Auditor General of Canada
- In office 1981–1991
- Preceded by: Michael H. Rayner
- Succeeded by: Denis Desautels

Personal details
- Born: Kenneth Malcolm Dye January 16, 1936
- Died: September 5, 2023 (aged 87)

= Kenneth M. Dye =

Canadian civil servant (1936–2023)

Kenneth Malcolm Dye (January 16, 1936 – September 5, 2023) was a Canadian accountant and the Auditor General of Canada from 1981 to 1991.

== Early life ==
Dye was trained as a chartered accountant at Simon Fraser University, and articled as a clerk with the firm of Grant Thornton Chartered Accountants in British Columbia. He graduated with his MBA in 1971.

During his term as Auditor General, Dye reorganized the office to take advantage of new technologies, assisted the governments of China, Australia and Russia in developing their own government auditing bodies.
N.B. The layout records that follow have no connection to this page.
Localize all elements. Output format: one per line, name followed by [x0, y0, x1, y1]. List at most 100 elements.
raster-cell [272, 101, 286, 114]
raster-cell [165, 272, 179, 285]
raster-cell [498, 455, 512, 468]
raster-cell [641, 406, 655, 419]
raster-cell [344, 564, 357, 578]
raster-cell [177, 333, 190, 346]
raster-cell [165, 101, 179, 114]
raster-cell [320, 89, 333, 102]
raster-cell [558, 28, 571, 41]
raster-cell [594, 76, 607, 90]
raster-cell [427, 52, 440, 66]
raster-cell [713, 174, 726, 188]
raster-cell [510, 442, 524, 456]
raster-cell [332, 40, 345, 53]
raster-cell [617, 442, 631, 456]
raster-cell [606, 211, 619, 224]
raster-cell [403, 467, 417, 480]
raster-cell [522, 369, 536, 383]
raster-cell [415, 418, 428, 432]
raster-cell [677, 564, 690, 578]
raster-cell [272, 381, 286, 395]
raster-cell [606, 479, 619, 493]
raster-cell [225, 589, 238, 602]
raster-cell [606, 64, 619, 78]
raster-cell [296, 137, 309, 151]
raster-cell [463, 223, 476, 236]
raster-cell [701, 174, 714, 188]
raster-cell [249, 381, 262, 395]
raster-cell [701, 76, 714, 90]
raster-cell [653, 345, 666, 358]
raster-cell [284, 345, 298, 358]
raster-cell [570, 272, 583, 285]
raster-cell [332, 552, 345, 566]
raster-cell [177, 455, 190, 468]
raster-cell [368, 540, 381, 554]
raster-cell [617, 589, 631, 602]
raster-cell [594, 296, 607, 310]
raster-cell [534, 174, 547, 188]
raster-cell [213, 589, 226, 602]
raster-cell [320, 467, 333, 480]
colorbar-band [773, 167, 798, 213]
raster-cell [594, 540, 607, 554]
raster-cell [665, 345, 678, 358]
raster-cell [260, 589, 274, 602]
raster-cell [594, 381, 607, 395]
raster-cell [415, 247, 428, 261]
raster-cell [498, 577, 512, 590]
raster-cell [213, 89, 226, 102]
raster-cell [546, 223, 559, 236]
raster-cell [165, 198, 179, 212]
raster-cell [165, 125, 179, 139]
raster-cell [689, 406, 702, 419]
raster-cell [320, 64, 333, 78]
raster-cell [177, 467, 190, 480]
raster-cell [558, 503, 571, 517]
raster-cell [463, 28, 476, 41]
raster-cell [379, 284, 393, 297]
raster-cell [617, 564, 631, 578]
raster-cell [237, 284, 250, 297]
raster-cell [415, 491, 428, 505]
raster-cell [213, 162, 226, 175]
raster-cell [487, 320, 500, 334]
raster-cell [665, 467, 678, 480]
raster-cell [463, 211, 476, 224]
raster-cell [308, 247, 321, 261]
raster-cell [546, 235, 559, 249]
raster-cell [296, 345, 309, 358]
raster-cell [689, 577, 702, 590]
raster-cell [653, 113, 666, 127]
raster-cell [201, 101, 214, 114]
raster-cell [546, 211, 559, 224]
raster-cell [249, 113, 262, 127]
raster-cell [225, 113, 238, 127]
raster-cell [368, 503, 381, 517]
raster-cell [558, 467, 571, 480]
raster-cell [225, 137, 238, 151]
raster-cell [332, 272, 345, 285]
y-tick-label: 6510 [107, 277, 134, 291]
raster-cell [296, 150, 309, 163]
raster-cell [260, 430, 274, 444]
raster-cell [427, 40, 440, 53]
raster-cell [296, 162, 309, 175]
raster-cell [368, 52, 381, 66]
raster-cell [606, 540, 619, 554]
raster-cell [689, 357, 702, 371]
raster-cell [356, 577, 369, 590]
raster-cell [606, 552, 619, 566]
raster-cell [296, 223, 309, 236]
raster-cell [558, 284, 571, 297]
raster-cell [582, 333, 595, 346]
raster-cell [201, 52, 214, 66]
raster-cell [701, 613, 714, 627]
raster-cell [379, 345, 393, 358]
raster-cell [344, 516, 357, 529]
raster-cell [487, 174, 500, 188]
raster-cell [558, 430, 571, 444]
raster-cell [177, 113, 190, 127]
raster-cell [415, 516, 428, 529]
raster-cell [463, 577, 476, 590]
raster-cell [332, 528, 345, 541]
Upon leaving office in 1991, Dye served as president of the Worker's Compensation Board of BC.

From 2004 to 2013, Dye was senior vice-president of the Cowater Accountability Group, a subsidiary of Cowater International Inc. Dye was also the secretary and treasurer of Canadian Council on Smoking and Health (CCSH).

Dye died on September 5, 2023, at the age of 87.